You would be forgiven for dismissing Spiral Knights as yet another free-to-play MMO. The cute visual style suggests a game aimed at adolescents, with dumbed-down, uninspired gameplay to match. But spend a little time with it and you'll find a fantastically addictive game that's both fresh and familiar all at once.
During the tutorial level, you'll immediately notice that Spiral Knights doesn't resemble a standard MMO. Instead of a numerical hit point system, your health is designated by hearts in much the same way as The Legend of Zelda series. The combat borrows liberally from Zelda as well, with responsive sword swinging at the click of a mouse and super attacks that you charge up by holding the button down.
And you'll often have to pick up and throw things at enemies, including bombs and attack vials that have special effects like freezing enemies. Structurally, the game plays out like Diablo where you're expected to dive deeper and deeper into an all-encompassing dungeon until you reach the bottom. Gathering progressively better equipment is the key to success, especially when you take into account that your character doesn't level up, but your equipment does.
Even if you somehow manage to make it far into the dungeon using inferior equipment, you're eventually going to run into a gate that blocks off the next tier of floors until your equipment is up to snuff. This creates a very Diablo-like rush to finding the best gear, but here you have to buy recipes and gather components that enemies drop, forcing you to constantly dive into the dungeon over and over.
However, while it's completely indebted to its retro inspirations, Spiral Knights combines them in a way that feels very modern and compelling. Instead of just throwing you into passages full of enemies, each floor has compelling a level design, with level hazards like spikes, secret passages to find, and light puzzle elements to solve. And since this is still an MMO, Spiral Knights forces you into a party before you can go into the dungeon.

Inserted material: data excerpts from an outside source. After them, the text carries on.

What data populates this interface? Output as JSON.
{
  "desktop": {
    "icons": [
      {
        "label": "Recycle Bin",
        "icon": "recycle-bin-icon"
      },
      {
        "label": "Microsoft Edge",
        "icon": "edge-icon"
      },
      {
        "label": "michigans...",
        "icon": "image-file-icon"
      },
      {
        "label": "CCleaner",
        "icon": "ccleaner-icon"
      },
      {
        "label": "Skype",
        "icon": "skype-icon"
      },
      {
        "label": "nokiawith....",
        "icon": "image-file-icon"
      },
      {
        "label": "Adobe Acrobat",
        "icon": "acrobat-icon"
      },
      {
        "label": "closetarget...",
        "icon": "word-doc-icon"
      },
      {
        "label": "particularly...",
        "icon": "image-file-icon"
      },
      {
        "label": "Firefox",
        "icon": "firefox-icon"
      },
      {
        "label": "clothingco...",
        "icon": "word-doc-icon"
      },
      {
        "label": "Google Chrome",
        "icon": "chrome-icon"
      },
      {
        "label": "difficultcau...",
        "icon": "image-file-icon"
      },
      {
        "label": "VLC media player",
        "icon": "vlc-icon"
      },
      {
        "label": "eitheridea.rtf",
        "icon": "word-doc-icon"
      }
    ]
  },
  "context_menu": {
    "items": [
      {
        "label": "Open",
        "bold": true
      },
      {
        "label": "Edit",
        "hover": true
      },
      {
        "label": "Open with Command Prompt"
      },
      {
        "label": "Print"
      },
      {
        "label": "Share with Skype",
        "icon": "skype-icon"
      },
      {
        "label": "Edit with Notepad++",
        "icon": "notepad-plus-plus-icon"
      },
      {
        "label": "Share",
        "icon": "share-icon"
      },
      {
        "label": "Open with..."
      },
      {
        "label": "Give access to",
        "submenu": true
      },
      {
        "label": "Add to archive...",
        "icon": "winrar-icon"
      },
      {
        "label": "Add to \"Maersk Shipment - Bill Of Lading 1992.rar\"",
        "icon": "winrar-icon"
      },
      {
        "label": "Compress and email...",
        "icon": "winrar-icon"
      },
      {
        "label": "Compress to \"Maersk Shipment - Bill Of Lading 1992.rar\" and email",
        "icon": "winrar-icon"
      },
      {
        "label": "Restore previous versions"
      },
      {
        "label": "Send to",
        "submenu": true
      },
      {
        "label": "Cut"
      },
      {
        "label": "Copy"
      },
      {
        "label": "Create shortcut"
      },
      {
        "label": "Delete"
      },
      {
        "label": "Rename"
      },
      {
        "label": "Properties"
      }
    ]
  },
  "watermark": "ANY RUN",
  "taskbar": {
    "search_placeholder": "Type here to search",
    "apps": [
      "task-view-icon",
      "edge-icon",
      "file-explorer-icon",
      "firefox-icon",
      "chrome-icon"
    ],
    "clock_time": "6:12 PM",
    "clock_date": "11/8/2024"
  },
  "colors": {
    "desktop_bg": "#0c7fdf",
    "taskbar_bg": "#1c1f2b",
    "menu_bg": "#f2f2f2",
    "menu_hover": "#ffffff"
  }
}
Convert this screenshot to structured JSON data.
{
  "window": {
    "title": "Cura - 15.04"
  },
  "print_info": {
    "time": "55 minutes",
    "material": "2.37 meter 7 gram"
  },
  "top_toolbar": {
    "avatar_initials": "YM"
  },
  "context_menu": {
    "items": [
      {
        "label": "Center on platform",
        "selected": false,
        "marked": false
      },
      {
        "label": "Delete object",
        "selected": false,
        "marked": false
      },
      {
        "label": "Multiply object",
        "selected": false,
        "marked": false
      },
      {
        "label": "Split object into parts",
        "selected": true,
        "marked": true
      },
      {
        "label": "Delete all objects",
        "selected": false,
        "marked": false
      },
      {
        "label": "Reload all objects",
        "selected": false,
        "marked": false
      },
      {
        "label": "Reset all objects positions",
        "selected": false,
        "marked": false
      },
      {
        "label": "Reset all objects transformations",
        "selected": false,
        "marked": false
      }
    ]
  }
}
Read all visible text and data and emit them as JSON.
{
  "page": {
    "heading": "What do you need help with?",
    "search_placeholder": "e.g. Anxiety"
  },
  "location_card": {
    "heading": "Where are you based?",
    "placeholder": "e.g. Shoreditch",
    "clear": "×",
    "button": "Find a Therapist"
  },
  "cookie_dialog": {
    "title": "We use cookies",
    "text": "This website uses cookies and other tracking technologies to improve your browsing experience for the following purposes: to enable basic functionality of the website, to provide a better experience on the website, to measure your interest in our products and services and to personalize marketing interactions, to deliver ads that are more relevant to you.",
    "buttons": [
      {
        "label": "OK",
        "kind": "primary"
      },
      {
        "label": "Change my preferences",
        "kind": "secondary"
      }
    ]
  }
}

You can still play solo once everyone else in your party leaves, but you will quickly get killed if you attempt to progress alone. The dungeon floors are designed in such a way that, unless you have gear far above what's required for the specific dungeon, you have to cooperate with someone if you want to survive. Not since Left 4 Dead have a seen a game so reliant on teamwork for survival.
Tying everything together is the steampunk aesthetic. The oversized gears littering the levels are charming on their own, but they feed into how the pre-made dungeon floors cycle their order and appearance each time you enter the dungeon. The story, where the Spiral Knights have crashed on an alien planet and must mine the depths of the planet for resources in order to survive, informs the mineral-gathering metagame: the net total of what everyone playing has gathered determines what new level sequences are possible in new dungeon entrances.
The true genius of Spiral Knights, however, is how it handles its free features. Rather than offering optional advantages for a price, Spiral Knights integrates real-world currency into the experience in a way that doesn't shut out cheapskates. Advancing to the next floor in the dungeon and creating equipment from recipes require Energy, which comes in two varieties: Mist Energy, which regenerates one unit every fifteen minutes and caps at 100, and Crystal Energy, which can be purchased using real money.
Shell out the bucks and you can explore more floors and do more alchemy per day. The kicker is that you can also trade Crystal Energy with other players in exchange for Crowns, the in-game currency. This creates an interesting, all-inclusive economy that feeds into every aspect of the game. Of course, you can still get a decent amount of play time out of your default Mist Energy, but don't expect to be playing for more than an hour or two per day.
This leads to Spiral Knights' biggest potential flaw: You're going to find the game limited in one way or another. Unless you're spending piles of cash or Crowns, your play session will always have a built-in expiration date. And when you run out of fresh levels to play you might start to feel repetition setting in. But combined, these two aspects actually play off each other if you let them. By forcing players to pace themselves, the levels take longer to get repetitive. And the fact that levels themselves are constantly cycling means you won't necessarily waste time going through levels you've already beaten if you start over from the top. It's an ingenious pay system that is integrated into the gameplay in a smart way, though people who want to play it all at once without paying anything will be understandably annoyed.
Even if you don't like how limiting the pricing structure is, you'll still want to experience Spiral Knights. Above all, it's a really fun MMO that isn't based on the tired model World of Warcraft perpetuated. If you're an action RPG fan, don't make the mistake of ignoring Spiral Knights just because it's an MMO, as it is a sublime example of where you can take the genre.